When I came back to Manila, I've packed my things, held a simple dispedida party with my colleagues at the hospital, and met my college friends, some of them I haven't met again since graduation.

And the most important thing that happened to me? I just had a boyfriend two or three hours before boarding our plane! Nice timing, huh?

For the first time I was able to ride the plane and stepped out of the country, and started living independently. Not that I was not independent before. I have learned living away from my parents not a long time ago, but of course, this is different.

I started my new job, had the so-called culture shock, met new friends, had my very first birthday here in the Kingdom, passed my probationary period and started working as regular staff. I also passed the Saudi Council and had my license here.

After my 6th month, I started to start as charge nurse, which means greater responsibility-- handling my own patients while handling all the patients in the ward, going with the doctor's rounds, and handling the keys of the narcotics and controlled drugs, which are equivalent to millions in the Philippines, and if anything was lost or given to the patient by mistake, it means going back to the Philippines immediately.

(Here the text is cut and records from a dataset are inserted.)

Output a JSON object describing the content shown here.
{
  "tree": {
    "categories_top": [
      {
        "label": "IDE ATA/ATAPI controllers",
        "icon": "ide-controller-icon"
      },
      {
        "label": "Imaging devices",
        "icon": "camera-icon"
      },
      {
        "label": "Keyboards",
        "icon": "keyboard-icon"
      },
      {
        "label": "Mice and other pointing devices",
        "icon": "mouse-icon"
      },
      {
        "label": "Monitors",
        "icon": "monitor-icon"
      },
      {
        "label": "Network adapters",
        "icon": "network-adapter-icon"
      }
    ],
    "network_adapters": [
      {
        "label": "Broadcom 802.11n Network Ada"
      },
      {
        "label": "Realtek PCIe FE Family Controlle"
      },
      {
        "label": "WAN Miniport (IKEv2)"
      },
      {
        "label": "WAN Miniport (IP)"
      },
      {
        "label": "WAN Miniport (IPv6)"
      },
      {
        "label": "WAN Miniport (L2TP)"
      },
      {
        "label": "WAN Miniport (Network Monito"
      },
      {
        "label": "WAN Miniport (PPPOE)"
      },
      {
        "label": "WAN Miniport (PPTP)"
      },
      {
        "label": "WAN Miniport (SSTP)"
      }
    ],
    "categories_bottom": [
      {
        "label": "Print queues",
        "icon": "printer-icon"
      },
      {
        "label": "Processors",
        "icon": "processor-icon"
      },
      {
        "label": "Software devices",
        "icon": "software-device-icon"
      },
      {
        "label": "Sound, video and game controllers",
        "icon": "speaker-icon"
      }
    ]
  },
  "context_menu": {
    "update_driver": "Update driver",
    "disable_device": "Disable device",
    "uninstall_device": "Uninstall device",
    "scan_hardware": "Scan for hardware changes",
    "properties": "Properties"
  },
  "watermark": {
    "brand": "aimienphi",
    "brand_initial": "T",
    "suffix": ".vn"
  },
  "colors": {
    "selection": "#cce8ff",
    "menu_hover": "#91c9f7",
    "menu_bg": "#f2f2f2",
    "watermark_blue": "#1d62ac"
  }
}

I had my minor accident with matching syncope while having our motorbike adventure at Azizia, got a small scratch, and was reprimanded by my boyfriend, my bestfriend, and my bestfriend's mom. Yes, you read it right. I haven't told my own mom about it but my "other" mom knows.

And because I the one earning, I was able to send my siblings to school. My sister, who was born next to me is now a graduating college student, and I am very proud that I am the one who sends her to school. Apart from that, I am also sending my brother to college. He had stopped for two years due to financial constraints.

There were times when homesickness attack me. And during those times, I always remind myself that this is not just for me and my future, but for my family as well. Sometimes, those thoughts would help me get to my senses.

I had my fair share of ups and downs, but being life as like a roller coaster, we just have to enjoy the ride.